In the 35 or so years I've been visiting Marrakesh I think this was probably the first time I actually ate at a Jemaa el Fna food stall. I'm always so overly cautious about what I eat. I mean I don't even drink tap water in L.A. and I try as best I can to only eat organic food and never anything fried, and so on (nor do I eat anything made with sugar or flour or cooked in cheap oils). When I made my 2 year trip across Asia I noticed that my less picky friends, who ate as though they were born in places like Herat and Erzurum and Benares, were always coming down with seriously debilitating and revolting travelers' diseases like the infamous Kabul Runs (think Montezuma's Revenge on steroids). But the steaming bowl of harira Roland was slopping down greedily looked so good that I decided to go for it. There were no ill-effects and the harira was completely delicious (and only cost like 2.5 dirhams, as opposed to between 60 and 80 in the tourist restaurants, thirty times more!).
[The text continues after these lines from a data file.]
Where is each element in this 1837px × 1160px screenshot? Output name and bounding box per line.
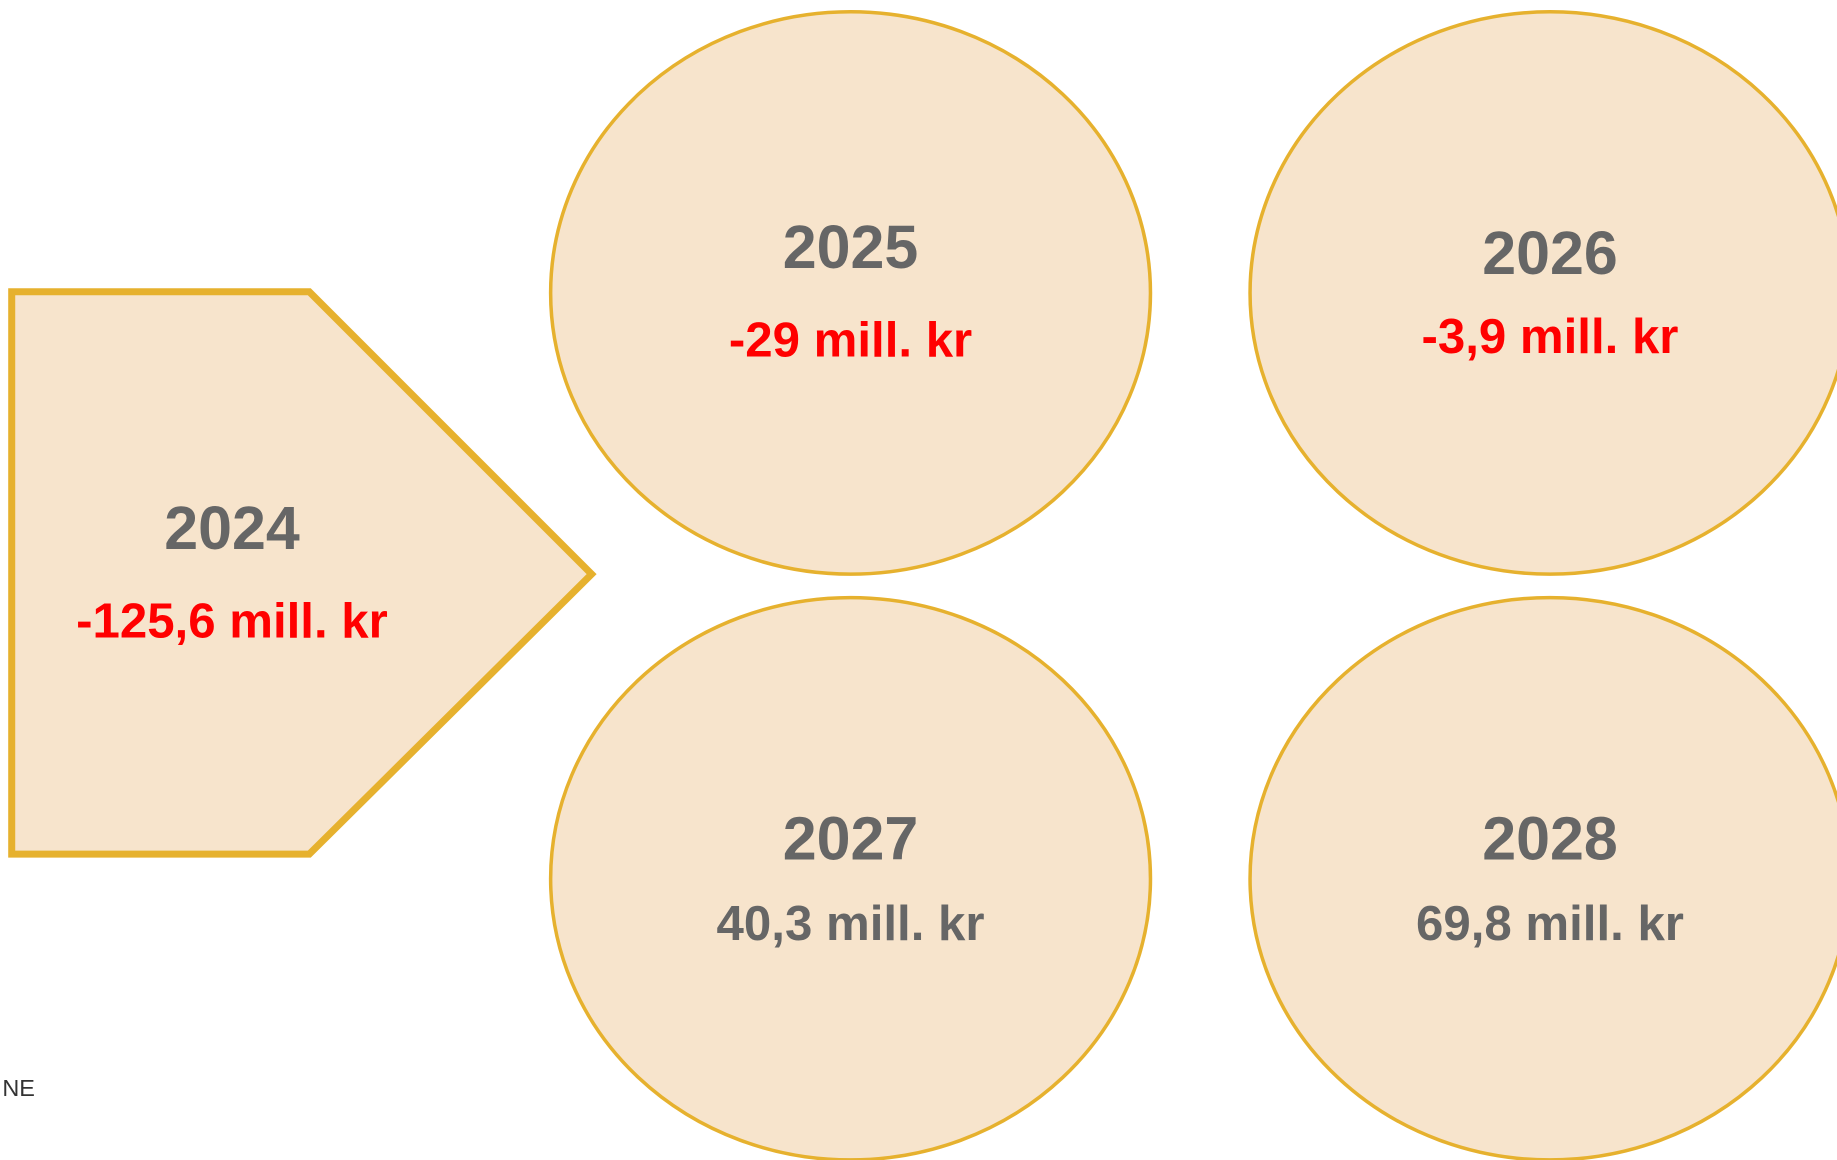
value-label: 40,3 mill. kr	[717, 896, 985, 951]
value-label: -3,9 mill. kr	[1421, 309, 1678, 364]
arrow-shape	[8, 288, 597, 858]
value-label: -29 mill. kr	[729, 312, 972, 367]
ellipse	[548, 595, 1153, 1160]
ellipse	[1248, 595, 1837, 1160]
year-label: 2025	[783, 213, 919, 281]
ellipse	[1248, 10, 1837, 576]
year-label: 2027	[783, 805, 919, 873]
year-label: 2028	[1482, 805, 1617, 873]
year-label: 2026	[1482, 219, 1617, 287]
ellipse	[548, 10, 1153, 576]
year-label: 2024	[164, 494, 300, 562]
footer: NE	[2, 1075, 35, 1101]
value-label: -125,6 mill. kr	[76, 594, 388, 649]
value-label: 69,8 mill. kr	[1416, 896, 1684, 951]
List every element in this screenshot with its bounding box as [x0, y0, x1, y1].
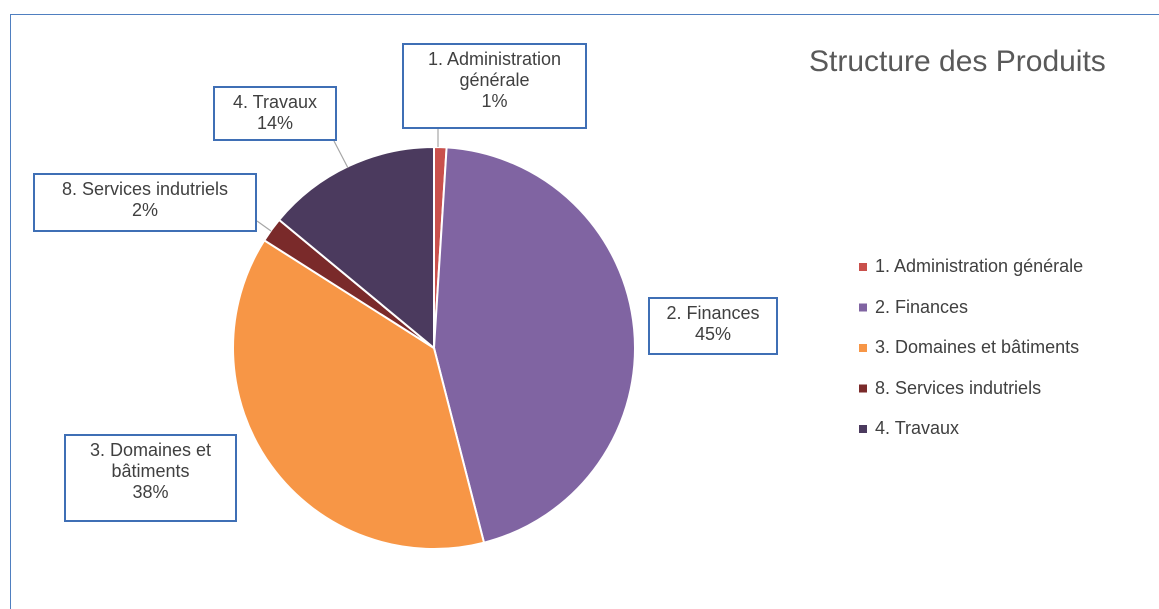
leader-line	[256, 220, 272, 232]
data-label-name: 1. Administration générale	[427, 49, 562, 90]
legend-label: 2. Finances	[875, 296, 969, 317]
data-label-name: 2. Finances	[666, 303, 760, 323]
leader-line	[333, 140, 349, 169]
chart	[232, 129, 867, 550]
data-label-name: 8. Services indutriels	[61, 179, 229, 199]
data-label: 1. Administration générale 1%	[402, 43, 587, 129]
pie-slice	[277, 145, 435, 351]
data-label-value: 38%	[132, 482, 169, 502]
legend-label: 3. Domaines et bâtiments	[875, 337, 1080, 357]
legend-label: 8. Services indutriels	[875, 377, 1042, 398]
data-label: 4. Travaux 14%	[213, 86, 337, 141]
data-label: 2. Finances 45%	[648, 297, 778, 355]
data-label: 8. Services indutriels 2%	[33, 173, 257, 232]
data-label-name: 4. Travaux	[232, 92, 318, 112]
legend-swatch	[859, 384, 867, 393]
legend-swatch	[859, 425, 867, 433]
legend-swatch	[859, 303, 867, 312]
legend-label: 1. Administration générale	[875, 256, 1084, 276]
legend-label: 4. Travaux	[875, 418, 960, 438]
data-label-name: 3. Domaines et bâtiments	[89, 440, 212, 481]
legend-swatch	[859, 263, 867, 271]
chart-title: Structure des Produits	[809, 45, 1106, 78]
data-label: 3. Domaines et bâtiments 38%	[64, 434, 237, 522]
pie-slice	[232, 238, 486, 550]
legend-swatch	[859, 344, 867, 352]
data-label-value: 2%	[131, 200, 158, 220]
pie-slice	[432, 146, 636, 544]
chart-area: Structure des Produits 1. Administration…	[10, 14, 1159, 609]
data-label-value: 1%	[481, 91, 508, 111]
data-label-value: 14%	[256, 113, 294, 133]
data-label-value: 45%	[694, 324, 732, 344]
Anyway, let me share a couple of Marrakesh restaurant experiences with you. The only restaurant in Guéliz (the new city) we went to is the justifiably famous Al Fassia. The 2 unique things about it is that it is entirely run by women and that they revel in the concept of a la carte, never an easy thing for foreigners to find. The food was superb and expensive but not over the moon. And, like many Moroccan eateries, if you give them enough notice, they'll prepare things for you to order. The menu has all the best Moroccan standards and you can pick the ones you want and not have to bother with the ones you don't. It was sold out when we went and they said we'd have to come another time but begging and pleading helped and we were seated in an hour. I don't know if the dining room at the Riyad El Cadi takes non-residents (I don't see why they wouldn't if you asked politely) but the cooking is superb and, basically you tell them what you want in the morning and they serve it for dinner. You won't find better homemade type cooking anywhere. For our big night out the El Cadi's manager suggested we go to the Dar Zellij deep in the heart of the medina. I was intrigued because it isn't in any of the tourist guide books, although it is very much for tourists. We got there considerably before they were ready to serve so we spent some time talking with the very friendly and accommodating owner. The restaurant is simply one of the most beautiful I have ever seen. The food, although the typical tourist menu (unless you call in advance and order what you want, which we did), is PERFECTION. Everything was beyond delicious. And the servings were not gargantuan (as is typical in Morocco), although if you're a glutton, have no fear: they're happy to serve seconds on any dish you want more of.

Just a note about all the famous dives made famous by the hippies starting in the 60s that flank the Jemaa El Fna: the food won't kill you but if eating is a joy-- and in Morocco it should be-- these are not worthwhile places to waste a meal time. They basically all serve so-so completely unmemorable basics, neither good nor particularly bad.